Reducing The Cost Of Caring For Cats (And Dogs) While Improving Their Quality Of Life

My wife, my son, and I have two cats. The first one we acquired is Bill (short for Belinda, because Bill is a female cat):

Bill

The second cat we acquired is named Fancy:

Fancy

A bit of background: I grew up in a household where my father was highly allergic to cats and thus had an innate dislike for them. I am slightly allergic to them as well. When my wife found Bill abandoned several years ago, I was very apprehensive about keeping the cat, but I went ahead with it. After seeing Bill’s extremely high-strung personality, I didn’t really want another cat, but then my wife brought Fancy home one day and we kept her as well. I’m still not particularly close to them, but I do participate in caring for them and you can catch me on occasion petting them. My son, on the other hand, adores Fancy and often tries to pet/hug/tackle her. Unbelievably, Fancy takes this toddler abuse without a hiss or a whimper.
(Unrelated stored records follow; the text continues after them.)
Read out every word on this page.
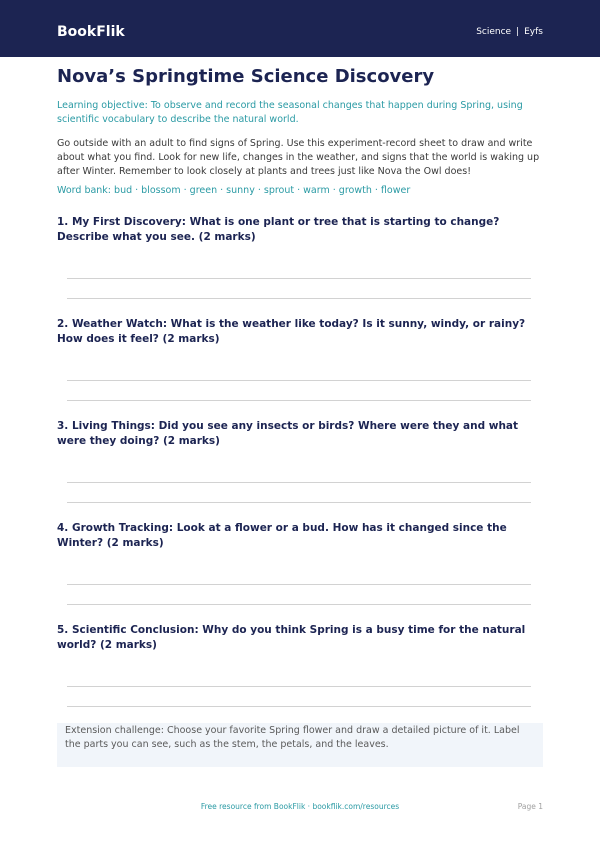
BookFlik	Science | Eyfs
Nova’s Springtime Science Discovery
Learning objective: To observe and record the seasonal changes that happen during Spring, using scientific vocabulary to describe the natural world.
Go outside with an adult to find signs of Spring. Use this experiment-record sheet to draw and write about what you find. Look for new life, changes in the weather, and signs that the world is waking up after Winter. Remember to look closely at plants and trees just like Nova the Owl does!
Word bank: bud · blossom · green · sunny · sprout · warm · growth · flower
1. My First Discovery: What is one plant or tree that is starting to change? Describe what you see. (2 marks)
2. Weather Watch: What is the weather like today? Is it sunny, windy, or rainy? How does it feel? (2 marks)
3. Living Things: Did you see any insects or birds? Where were they and what were they doing? (2 marks)
4. Growth Tracking: Look at a flower or a bud. How has it changed since the Winter? (2 marks)
5. Scientific Conclusion: Why do you think Spring is a busy time for the natural world? (2 marks)
Extension challenge: Choose your favorite Spring flower and draw a detailed picture of it. Label the parts you can see, such as the stem, the petals, and the leaves.
Free resource from BookFlik · bookflik.com/resources	Page 1
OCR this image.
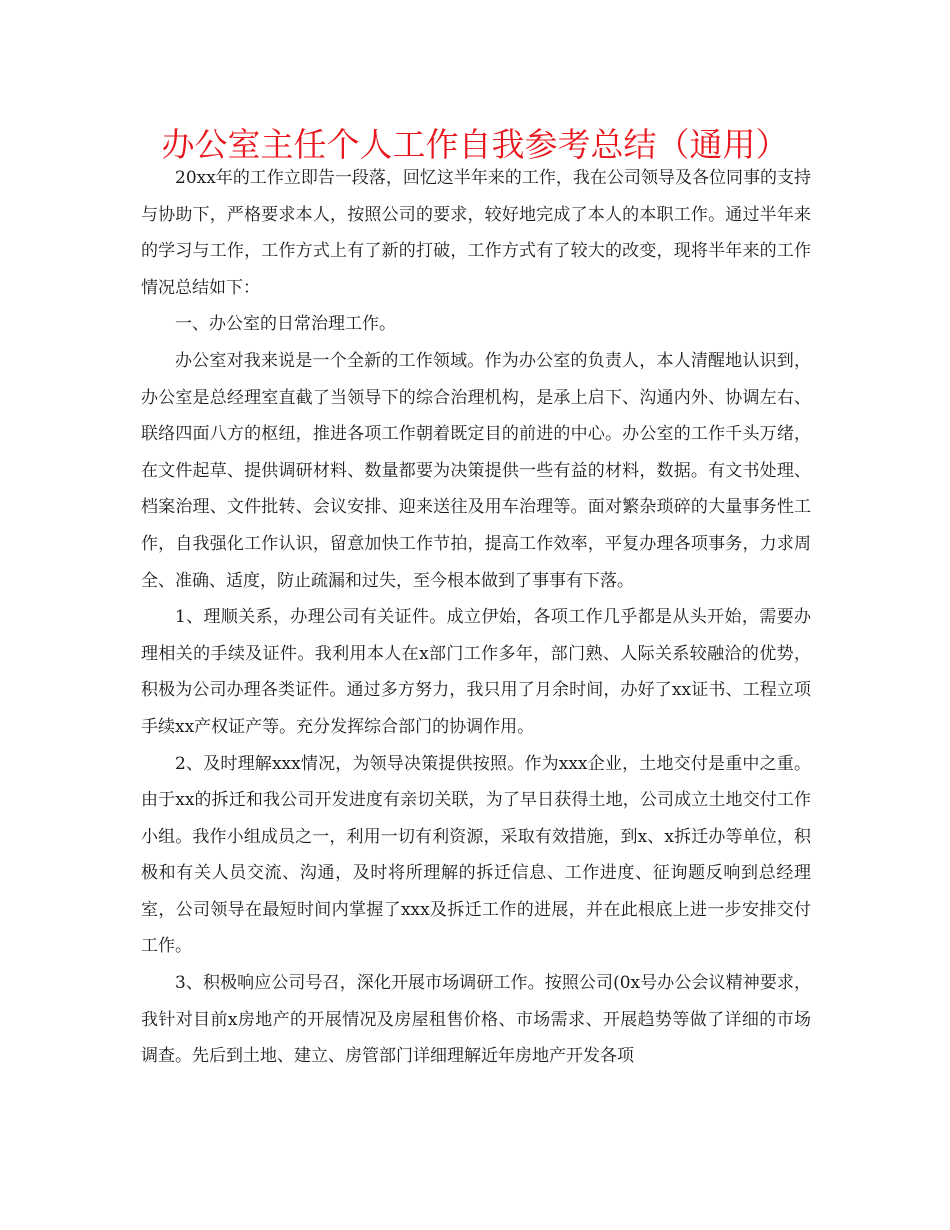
办公室主任个人工作自我参考总结（通用）

20xx年的工作立即告一段落，回忆这半年来的工作，我在公司领导及各位同事的支持与协助下，严格要求本人，按照公司的要求，较好地完成了本人的本职工作。通过半年来的学习与工作，工作方式上有了新的打破，工作方式有了较大的改变，现将半年来的工作情况总结如下：

一、办公室的日常治理工作。

办公室对我来说是一个全新的工作领域。作为办公室的负责人，本人清醒地认识到，办公室是总经理室直截了当领导下的综合治理机构，是承上启下、沟通内外、协调左右、联络四面八方的枢纽，推进各项工作朝着既定目的前进的中心。办公室的工作千头万绪，在文件起草、提供调研材料、数量都要为决策提供一些有益的材料，数据。有文书处理、档案治理、文件批转、会议安排、迎来送往及用车治理等。面对繁杂琐碎的大量事务性工作，自我强化工作认识，留意加快工作节拍，提高工作效率，平复办理各项事务，力求周全、准确、适度，防止疏漏和过失，至今根本做到了事事有下落。

1、理顺关系，办理公司有关证件。成立伊始，各项工作几乎都是从头开始，需要办理相关的手续及证件。我利用本人在x部门工作多年，部门熟、人际关系较融洽的优势，积极为公司办理各类证件。通过多方努力，我只用了月余时间，办好了xx证书、工程立项手续xx产权证产等。充分发挥综合部门的协调作用。

2、及时理解xxx情况，为领导决策提供按照。作为xxx企业，土地交付是重中之重。由于xx的拆迁和我公司开发进度有亲切关联，为了早日获得土地，公司成立土地交付工作小组。我作小组成员之一，利用一切有利资源，采取有效措施，到x、x拆迁办等单位，积极和有关人员交流、沟通，及时将所理解的拆迁信息、工作进度、征询题反响到总经理室，公司领导在最短时间内掌握了xxx及拆迁工作的进展，并在此根底上进一步安排交付工作。

3、积极响应公司号召，深化开展市场调研工作。按照公司(0x号办公会议精神要求，我针对目前x房地产的开展情况及房屋租售价格、市场需求、开展趋势等做了详细的市场调查。先后到土地、建立、房管部门详细理解近年房地产开发各项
Anyway, one major expense in our lives is simply providing upkeep for the cats. There are so many expenses, big and little, that come from maintenance of an indoor pet. Since we’re learning to become more frugal, here are five techniques we’ve adopted that have not only saved us money, but have seemingly improved the quality of life of the cats. These techniques all work for dogs as well!

Instead of feeding them costly cat food from the store, we try to match the contents of that food with fresh material we’ve prepared ourselves. For example, if we have leftover rice and chicken, I’ll blend it up and feed it to the cats. They love it and it has to be better for them than that dry, preservative-laden mass produced junk at the store.

Use an old, beat up brush as a hair groomer. We often comb the cats with an old hairbrush to reduce their shedding and also cut down on hairballs. This saves us on buying special things to clean the cat with, as well as additional cleanup costs.

Make your own collar and ID tag. Use a piece of string, custom fit it to the cat, and “hand-laminate” a tag to fit on it. A hand-laminated tag is simply one that is hand-written and covered in several layers of tape. This method is actually better for the cat because you can fit the makeshift collar to your cat perfectly.

Use scoopable clumping litter and baking soda to extend its life. Use your cat’s cues to tell you how often to scoop your litter and also when it’s time to change the litter. Your cat knows what’s right more than the directions on the box, which are there to minimize the time that your litter will last. Even better, adding a bit of baking soda when you first change the litter (and maybe a bit more here and there) will reduce potential unpleasant odors.

Build your cat a “home” out of an old box and leftover clothes. Both of our cats like having a “home” to sit in, as do most cats; it gives them a cetral place of security. While our cats are lucky to have a cat tower that they both dearly love, a close friend of ours made a “home” for her cat out of a sturdy old cardboard box lined with layers of old, beat up clothing (mostly just old tee shirts that were headed for the trash).

These techniques not only provide better care than the “normal” way, they save substantial money as well.